Information and solutions must get into the hands of producers and land managers, and their constraints need to feedback to the research bench. Investments in training, capacity building and mechanisms of information dispersal are critical to success. We should take advantage of developments in technology to stretch our resources nationally and globally. The internet can make resources assembled in one country available to others and our new eXtension programs will facilitate the use of extension information from the entire U.S. land grant university system to users around the world. In the United States we have programs, such as the ATTRA, which answer questions on sustainable agriculture from throughout the United States. In regions with limited resources, such a program can use radio and cell phone technologies to answer basic questions on agriculture.
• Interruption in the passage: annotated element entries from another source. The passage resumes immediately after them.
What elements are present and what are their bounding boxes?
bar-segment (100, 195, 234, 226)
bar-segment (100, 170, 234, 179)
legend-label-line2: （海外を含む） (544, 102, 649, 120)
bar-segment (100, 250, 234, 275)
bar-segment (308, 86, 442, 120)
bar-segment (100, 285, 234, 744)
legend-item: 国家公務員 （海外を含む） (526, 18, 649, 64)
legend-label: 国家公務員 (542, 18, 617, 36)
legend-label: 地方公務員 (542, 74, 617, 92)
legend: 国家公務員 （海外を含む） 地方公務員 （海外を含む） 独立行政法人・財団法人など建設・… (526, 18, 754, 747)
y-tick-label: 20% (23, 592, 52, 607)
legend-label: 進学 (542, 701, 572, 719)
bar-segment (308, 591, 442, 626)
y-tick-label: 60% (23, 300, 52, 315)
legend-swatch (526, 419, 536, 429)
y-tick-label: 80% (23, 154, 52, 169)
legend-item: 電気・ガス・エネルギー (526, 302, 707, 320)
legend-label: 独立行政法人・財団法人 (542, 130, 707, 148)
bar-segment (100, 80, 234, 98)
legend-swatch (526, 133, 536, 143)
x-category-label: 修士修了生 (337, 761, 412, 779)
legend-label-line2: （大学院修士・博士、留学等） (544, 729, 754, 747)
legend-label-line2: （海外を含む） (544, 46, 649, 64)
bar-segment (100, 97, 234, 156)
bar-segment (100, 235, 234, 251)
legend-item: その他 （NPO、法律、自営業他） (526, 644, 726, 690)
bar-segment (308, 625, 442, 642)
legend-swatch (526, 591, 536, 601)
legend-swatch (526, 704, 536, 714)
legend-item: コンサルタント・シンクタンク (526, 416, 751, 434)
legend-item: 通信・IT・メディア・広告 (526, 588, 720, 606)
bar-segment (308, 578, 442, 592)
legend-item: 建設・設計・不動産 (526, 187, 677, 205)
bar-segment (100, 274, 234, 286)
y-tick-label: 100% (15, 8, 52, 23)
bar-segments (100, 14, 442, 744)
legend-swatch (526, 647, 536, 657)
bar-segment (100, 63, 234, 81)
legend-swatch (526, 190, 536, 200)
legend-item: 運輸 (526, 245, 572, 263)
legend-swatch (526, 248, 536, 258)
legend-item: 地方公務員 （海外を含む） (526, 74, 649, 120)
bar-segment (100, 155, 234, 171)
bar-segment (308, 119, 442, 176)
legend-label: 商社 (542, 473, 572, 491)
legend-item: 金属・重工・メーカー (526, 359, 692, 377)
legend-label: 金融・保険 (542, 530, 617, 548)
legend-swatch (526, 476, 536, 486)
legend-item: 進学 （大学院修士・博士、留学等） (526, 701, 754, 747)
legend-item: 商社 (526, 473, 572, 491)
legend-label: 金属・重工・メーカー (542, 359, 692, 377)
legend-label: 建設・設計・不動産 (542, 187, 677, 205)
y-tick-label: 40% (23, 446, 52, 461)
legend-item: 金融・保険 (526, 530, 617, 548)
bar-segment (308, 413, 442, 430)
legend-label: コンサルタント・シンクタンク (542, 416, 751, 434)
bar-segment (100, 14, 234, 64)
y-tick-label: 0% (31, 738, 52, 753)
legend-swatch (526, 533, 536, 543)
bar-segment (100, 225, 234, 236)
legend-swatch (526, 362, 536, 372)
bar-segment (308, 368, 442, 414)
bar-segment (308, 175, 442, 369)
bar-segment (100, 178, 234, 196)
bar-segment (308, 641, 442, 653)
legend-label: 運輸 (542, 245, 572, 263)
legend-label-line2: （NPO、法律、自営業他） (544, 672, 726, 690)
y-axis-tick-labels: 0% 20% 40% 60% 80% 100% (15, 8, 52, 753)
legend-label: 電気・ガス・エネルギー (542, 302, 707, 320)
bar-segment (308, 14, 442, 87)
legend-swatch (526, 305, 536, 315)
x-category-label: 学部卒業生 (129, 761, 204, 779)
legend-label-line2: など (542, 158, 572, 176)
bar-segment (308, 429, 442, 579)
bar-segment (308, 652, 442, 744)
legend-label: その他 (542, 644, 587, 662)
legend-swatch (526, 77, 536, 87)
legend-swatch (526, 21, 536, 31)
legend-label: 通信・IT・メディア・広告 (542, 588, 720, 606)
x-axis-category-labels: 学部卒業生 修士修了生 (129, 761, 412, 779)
Empowering stakeholders takes many forms. We need to build policies that support land and resource ownership. Farmers need access to technologies and markets so they have an incentive to improve their lands and resources and develop them sustainably. Empowerment also includes policies and programs to support the development of agricultural cooperatives, and encourage rural youth groups like the 4-H clubs in the United States dedicated to improving rural life and knowledge. Communities that participate in their own development show a greater chance of success than those that do not.

During the coming weeks, we will be describing in our interventions, side events and learning centers some of the programs that have been successful in the United States and in our development assistance programs. I encourage you to join in those activities and learn more about some very practical programs. I also encourage all of you to check out the U.S. National Report and look at the case studies distributed with our interventions. It is a compilation of representative, CSD-relevant programs and projects in which the U.S. government is involved.

I also encourage you all to participate in the City and Farm Linkages Showcase next weekend which includes a reception on Friday evening, a choice of various agriculture related field trips on Saturday and a learning fair on Sunday.

The CSD is a critical forum for sustainable development. It is a leader in the UN system through its involvement of major groups and its focus on partnerships as well as its emphasis on actions that improve peoples’ lives and protect the environment. Our success should be measured by how well we use these special attributes of CSD to advance our shared interest in promoting sustainable development. I wish us all the greatest success.